Doctor: This is the greatest hoax ever perpetrated on an unsuspecting public

The following is a transcript of a now-deleted video of a private meeting between Dr. Roger Hodkinson and several government officials in Alberta, Canada.

Dr. Hodkinson provides a brief overview of his background which includes a medical specialization in pathology. At present, he is the chairman of a biotechnology company in North Carolina which sells a COVID-19 test. He says, “…positive results do not – underlined in neon – mean clinical infection. It’s simply driving public hysteria and all testing should stop unless you’re presenting to hospital with some respiratory problem”.

Dr. Hodkinson adds that no additional action needs to be done with regards to those presenting with COVID-19, except those that has been done in previous years: stay home, eat chicken noodle soup, and don’t visit the elderly. He says that people are capable of deciding when they go back to work, there is no need for the government to mandate this. To contain the virus, Dr. Hodkinson says there is only one way: protect the vulnerable and the elderly [a proposal pushed forward by the Great Barrington Declaration, read The Great Barrington Declaration: Life must return to normal for the healthy, the vulnerable must be protected].

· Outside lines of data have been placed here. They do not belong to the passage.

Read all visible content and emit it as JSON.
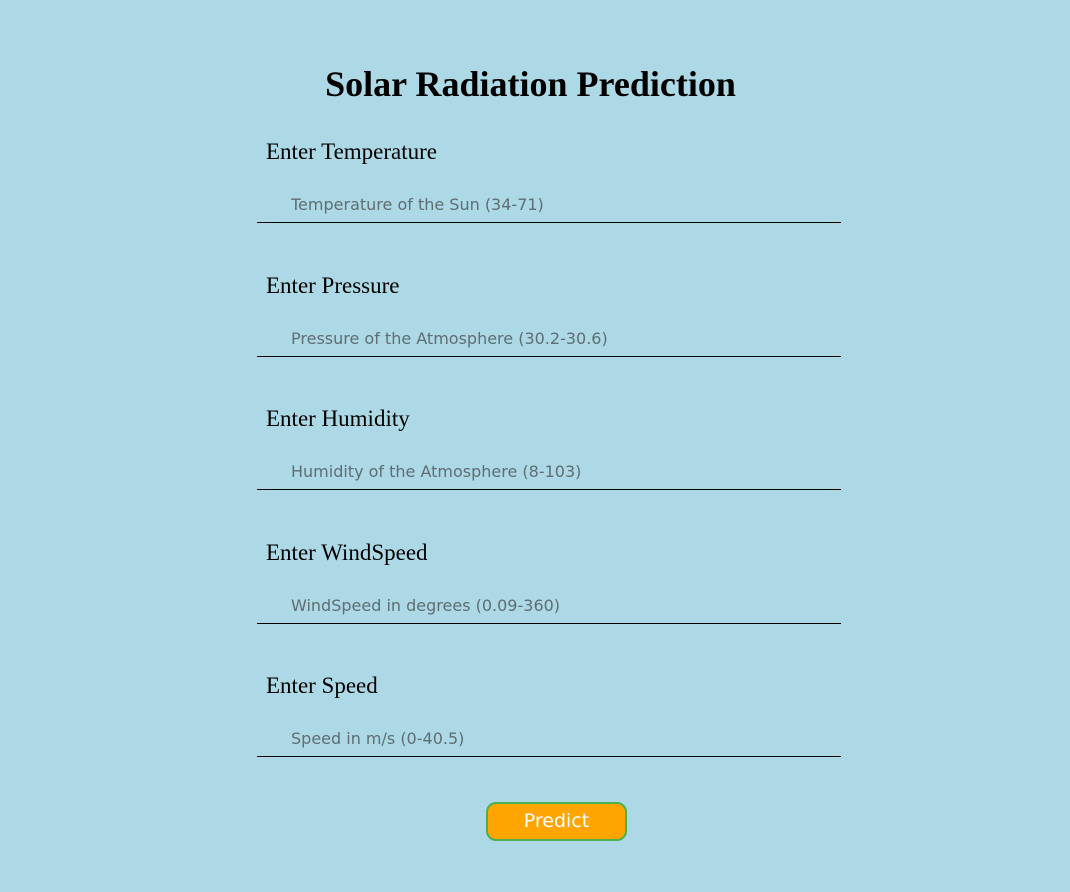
{
  "page": {
    "title": "Solar Radiation Prediction"
  },
  "fields": [
    {
      "label": "Enter Temperature",
      "placeholder": "Temperature of the Sun (34-71)",
      "value": ""
    },
    {
      "label": "Enter Pressure",
      "placeholder": "Pressure of the Atmosphere (30.2-30.6)",
      "value": ""
    },
    {
      "label": "Enter Humidity",
      "placeholder": "Humidity of the Atmosphere (8-103)",
      "value": ""
    },
    {
      "label": "Enter WindSpeed",
      "placeholder": "WindSpeed in degrees (0.09-360)",
      "value": ""
    },
    {
      "label": "Enter Speed",
      "placeholder": "Speed in m/s (0-40.5)",
      "value": ""
    }
  ],
  "actions": {
    "predict_label": "Predict"
  },
  "colors": {
    "background": "#add8e6",
    "button_fill": "#ffa500",
    "button_border": "#4caf50",
    "button_text": "#ffffff"
  }
}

Editor’s Note: There are so many things that can be said about this video. For one: why was it deleted? [We know that during the course of this pandemic, the experts who push for alternative solutions to COVID-19 have been repeatedly censored, see more articles here: Censorship].

Second, if the chairman of a company selling COVID-19 tests is saying that a positive test result does not mean infection, why do politicians measure the severity of the disease through the number of people who are infected? No other virus has been addressed this way in the past. Always, the disease burden and deaths were the markers for the severity. Why are the best practices in public health and medicine suddenly being overruled by politics? [See The danger of over-reliance on RT-PCR tests to know how previous pandemics were handled].